Foi com muita alegria que recebi o convite do Presidente Marcelo Rebelo de Sousa para realizar esta visita de Estado a Portugal, coincidindo com a celebrações do 25 de Abril.
Nos últimos dias, tive aqui em Portugal a inconfundível sensação de estar em casa, sentimento que, acredito, é compartilhado por todos os brasileiros que visitam Portugal e todos os portugueses que visitam o Brasil.

O Presidente brasileiro, Luiz Inácio Lula da Silva, começou o seu discurso na Assembleia da República enfatizando um dos pontos que provocou mais polémica sobre a sua visita a Portugal: o facto de o discurso acontecer precisamente no mesmo dia das celebrações do 25 de Abril. Sublinhando esse facto, Lula começa por reconhecer essa honra e nota a ligação profunda entre Portugal e Brasil, dizendo que ao longo dos últimos dias teve a “sensação de estar em casa”.

O 25 de Abril permitiu que Portugal desse um verdadeiro salto para o futuro. O movimento iniciado pelos Capitães de Abril há exatos 49 anos reconquistou as liberdades civis, a participação política dos cidadãos, a democratização política, os direitos trabalhistas e a livre organização sindical, criando as bases para o desenvolvimento económico com justiça social. É isso que hoje estamos recordando e celebrando.
Do outro lado do Atlântico, nós brasileiros assistimos, com admiração e esperança, a Revolução dos Cravos dar origem a uma vibrante democracia parlamentar, com as impressionantes conquistas políticas e sociais alcançadas desde então.

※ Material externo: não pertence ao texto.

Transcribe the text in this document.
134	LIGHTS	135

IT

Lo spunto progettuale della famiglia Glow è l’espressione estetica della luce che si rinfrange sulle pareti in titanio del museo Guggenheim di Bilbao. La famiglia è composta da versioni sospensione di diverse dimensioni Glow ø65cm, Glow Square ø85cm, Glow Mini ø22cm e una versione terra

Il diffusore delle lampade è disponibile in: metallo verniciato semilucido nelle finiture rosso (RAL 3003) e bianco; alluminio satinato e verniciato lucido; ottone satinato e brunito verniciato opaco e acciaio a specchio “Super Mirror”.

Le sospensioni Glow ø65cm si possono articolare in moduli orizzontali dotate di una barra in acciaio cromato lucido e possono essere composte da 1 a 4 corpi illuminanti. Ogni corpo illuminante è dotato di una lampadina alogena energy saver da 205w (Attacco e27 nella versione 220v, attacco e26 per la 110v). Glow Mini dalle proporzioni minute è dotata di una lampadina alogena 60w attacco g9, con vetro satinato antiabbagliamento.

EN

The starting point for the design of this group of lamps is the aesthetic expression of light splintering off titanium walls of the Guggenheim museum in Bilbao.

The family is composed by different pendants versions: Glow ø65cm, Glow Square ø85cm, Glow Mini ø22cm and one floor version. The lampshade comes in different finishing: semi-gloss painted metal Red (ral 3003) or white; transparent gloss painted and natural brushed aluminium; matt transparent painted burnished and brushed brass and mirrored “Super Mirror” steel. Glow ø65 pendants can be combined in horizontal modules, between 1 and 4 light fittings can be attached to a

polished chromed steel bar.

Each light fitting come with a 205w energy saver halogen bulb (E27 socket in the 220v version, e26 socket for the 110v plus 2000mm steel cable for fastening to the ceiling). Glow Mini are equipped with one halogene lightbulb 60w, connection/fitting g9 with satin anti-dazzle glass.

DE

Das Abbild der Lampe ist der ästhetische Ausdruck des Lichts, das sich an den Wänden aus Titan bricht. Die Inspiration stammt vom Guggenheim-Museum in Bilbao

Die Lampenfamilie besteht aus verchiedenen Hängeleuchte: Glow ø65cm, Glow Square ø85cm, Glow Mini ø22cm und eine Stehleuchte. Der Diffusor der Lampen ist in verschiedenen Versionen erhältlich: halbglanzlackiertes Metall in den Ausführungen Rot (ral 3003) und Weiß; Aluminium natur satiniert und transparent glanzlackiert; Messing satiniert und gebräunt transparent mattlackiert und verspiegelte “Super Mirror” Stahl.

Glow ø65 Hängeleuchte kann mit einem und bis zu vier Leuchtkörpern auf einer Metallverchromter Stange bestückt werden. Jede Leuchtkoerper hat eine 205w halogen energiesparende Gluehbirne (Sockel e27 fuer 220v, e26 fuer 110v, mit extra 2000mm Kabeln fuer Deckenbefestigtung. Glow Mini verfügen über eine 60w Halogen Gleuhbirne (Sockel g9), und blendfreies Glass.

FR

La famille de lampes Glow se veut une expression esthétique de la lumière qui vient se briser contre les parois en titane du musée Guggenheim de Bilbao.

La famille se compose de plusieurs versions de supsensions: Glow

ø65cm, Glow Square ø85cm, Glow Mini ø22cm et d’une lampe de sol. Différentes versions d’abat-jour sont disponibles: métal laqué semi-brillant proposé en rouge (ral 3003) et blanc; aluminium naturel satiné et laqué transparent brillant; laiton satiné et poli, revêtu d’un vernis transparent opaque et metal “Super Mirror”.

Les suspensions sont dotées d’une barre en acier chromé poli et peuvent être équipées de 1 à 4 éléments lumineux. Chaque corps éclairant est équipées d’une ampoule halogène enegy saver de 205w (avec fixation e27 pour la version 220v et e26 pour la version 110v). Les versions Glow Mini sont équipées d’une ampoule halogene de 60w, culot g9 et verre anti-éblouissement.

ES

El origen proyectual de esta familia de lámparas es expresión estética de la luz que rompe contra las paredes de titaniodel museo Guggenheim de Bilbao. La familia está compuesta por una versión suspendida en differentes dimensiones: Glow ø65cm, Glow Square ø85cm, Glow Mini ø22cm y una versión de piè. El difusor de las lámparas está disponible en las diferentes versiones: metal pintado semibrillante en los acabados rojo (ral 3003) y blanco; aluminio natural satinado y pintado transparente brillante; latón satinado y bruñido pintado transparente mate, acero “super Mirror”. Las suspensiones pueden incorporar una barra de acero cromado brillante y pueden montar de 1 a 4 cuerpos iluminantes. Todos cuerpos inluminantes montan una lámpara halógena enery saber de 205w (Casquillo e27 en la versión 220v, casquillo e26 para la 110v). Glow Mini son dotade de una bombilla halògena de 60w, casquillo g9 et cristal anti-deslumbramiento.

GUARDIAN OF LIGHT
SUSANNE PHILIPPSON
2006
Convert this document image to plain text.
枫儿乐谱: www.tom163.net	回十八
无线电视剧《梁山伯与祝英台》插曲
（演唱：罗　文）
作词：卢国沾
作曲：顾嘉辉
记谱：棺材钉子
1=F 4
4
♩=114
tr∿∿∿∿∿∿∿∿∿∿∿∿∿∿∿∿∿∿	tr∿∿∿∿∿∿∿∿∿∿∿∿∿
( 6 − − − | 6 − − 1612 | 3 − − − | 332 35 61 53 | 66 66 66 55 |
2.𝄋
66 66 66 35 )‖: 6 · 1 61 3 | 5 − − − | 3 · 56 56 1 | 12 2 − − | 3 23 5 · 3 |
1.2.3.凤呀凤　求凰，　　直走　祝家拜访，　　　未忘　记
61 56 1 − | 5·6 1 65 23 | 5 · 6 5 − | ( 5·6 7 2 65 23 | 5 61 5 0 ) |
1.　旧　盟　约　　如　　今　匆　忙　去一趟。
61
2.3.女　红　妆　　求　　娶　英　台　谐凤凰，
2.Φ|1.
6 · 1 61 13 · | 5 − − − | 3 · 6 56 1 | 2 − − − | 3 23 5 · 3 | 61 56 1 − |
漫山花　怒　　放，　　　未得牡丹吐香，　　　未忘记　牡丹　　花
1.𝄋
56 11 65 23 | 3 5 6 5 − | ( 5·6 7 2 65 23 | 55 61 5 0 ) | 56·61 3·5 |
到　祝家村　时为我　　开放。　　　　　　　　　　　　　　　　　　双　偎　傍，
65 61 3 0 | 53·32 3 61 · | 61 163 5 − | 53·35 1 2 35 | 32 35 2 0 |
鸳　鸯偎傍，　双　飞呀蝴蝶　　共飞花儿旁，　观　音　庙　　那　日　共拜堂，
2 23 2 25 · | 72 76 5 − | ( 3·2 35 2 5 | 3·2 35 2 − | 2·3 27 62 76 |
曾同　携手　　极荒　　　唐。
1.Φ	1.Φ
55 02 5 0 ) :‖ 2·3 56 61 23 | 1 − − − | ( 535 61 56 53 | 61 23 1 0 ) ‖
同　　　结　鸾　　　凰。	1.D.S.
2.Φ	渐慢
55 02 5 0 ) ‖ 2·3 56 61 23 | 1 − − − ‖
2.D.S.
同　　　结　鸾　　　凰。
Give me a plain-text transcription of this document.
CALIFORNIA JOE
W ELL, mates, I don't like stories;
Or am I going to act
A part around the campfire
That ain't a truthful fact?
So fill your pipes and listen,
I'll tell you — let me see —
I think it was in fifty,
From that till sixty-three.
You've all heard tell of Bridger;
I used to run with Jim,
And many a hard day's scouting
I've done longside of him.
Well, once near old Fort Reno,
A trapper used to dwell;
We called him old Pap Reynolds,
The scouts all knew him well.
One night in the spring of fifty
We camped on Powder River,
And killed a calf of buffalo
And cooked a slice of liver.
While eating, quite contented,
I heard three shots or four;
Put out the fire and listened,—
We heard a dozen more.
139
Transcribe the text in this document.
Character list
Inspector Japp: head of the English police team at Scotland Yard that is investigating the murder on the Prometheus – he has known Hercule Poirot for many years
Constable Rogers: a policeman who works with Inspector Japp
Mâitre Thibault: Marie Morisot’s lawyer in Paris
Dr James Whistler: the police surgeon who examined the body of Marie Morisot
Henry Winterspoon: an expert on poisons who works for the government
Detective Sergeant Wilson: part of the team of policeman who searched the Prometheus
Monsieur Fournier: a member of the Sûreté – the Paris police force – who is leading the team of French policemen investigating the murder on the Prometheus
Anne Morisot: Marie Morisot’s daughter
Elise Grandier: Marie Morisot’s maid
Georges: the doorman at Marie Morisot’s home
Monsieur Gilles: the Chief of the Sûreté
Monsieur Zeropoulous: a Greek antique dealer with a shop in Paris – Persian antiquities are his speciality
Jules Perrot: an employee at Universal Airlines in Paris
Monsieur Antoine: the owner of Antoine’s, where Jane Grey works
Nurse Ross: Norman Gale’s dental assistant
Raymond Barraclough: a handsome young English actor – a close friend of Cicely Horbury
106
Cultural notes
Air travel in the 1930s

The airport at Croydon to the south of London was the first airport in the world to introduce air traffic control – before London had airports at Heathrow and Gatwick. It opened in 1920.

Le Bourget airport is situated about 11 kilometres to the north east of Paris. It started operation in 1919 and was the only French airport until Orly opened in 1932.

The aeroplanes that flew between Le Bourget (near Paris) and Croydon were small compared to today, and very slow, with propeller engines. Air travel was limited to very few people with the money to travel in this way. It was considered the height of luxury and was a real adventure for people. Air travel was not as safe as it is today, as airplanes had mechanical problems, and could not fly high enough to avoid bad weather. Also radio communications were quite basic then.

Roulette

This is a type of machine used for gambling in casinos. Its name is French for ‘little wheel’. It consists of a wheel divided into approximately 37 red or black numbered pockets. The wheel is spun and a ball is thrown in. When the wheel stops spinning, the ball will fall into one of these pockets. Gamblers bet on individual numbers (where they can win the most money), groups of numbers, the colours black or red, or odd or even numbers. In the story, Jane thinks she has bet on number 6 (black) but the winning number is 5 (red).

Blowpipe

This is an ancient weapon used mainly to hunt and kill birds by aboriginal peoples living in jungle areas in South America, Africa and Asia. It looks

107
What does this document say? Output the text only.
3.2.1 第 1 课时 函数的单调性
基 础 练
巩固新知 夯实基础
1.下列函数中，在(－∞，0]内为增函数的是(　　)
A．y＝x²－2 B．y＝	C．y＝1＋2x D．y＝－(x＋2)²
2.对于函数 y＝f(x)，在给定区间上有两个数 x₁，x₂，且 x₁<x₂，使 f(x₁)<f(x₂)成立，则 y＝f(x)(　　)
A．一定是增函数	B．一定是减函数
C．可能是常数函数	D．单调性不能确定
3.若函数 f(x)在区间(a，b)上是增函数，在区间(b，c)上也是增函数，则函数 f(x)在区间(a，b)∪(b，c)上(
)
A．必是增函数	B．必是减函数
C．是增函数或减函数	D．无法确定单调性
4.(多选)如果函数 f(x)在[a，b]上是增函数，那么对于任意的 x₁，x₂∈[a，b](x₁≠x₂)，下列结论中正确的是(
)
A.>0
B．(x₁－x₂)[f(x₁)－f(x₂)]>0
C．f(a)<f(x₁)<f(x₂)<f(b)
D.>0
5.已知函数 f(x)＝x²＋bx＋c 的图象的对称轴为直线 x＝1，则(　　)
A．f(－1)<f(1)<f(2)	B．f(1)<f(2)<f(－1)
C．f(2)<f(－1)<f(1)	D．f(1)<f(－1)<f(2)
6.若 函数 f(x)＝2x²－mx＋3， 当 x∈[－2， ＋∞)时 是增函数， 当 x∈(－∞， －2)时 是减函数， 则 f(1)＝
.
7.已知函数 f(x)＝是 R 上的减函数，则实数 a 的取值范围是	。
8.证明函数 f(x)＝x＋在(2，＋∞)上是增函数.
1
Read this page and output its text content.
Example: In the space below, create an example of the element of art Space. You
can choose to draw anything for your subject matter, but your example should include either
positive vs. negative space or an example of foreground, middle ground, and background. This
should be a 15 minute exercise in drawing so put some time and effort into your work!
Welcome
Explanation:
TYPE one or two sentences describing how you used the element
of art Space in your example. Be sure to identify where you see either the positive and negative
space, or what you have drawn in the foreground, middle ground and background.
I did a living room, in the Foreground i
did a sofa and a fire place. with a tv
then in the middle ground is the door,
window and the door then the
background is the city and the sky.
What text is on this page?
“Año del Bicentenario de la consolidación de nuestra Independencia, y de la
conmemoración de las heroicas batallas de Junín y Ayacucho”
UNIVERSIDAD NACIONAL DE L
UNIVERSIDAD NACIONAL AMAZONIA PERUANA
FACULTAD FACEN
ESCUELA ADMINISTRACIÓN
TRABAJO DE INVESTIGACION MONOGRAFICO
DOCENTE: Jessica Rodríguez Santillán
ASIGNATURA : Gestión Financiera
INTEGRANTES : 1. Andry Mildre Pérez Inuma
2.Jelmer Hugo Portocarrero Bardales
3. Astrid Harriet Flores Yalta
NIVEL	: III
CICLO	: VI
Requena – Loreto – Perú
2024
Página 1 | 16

Precisamente pelo facto de o discurso ter lugar no 25 de Abril, o Presidente brasileiro não podia evitar começar por elogiar a Revolução dos Cravos e sublinhar como foi acompanhada “do outro lado do Atlântico”, “com admiração e esperança”. Afinal, em 1974, o Brasil ainda vivia numa ditadura militar — uma ditadura com caráter semelhante ao Estado Novo, com polícia política, censura e supressão de liberdades civis —, que só viria a terminar mais de dez anos depois. Mas mais do que isso, Lula deixa claro como este seu discurso e a sua presença no parlamento português não está desligada das celebrações do 25 de Abril.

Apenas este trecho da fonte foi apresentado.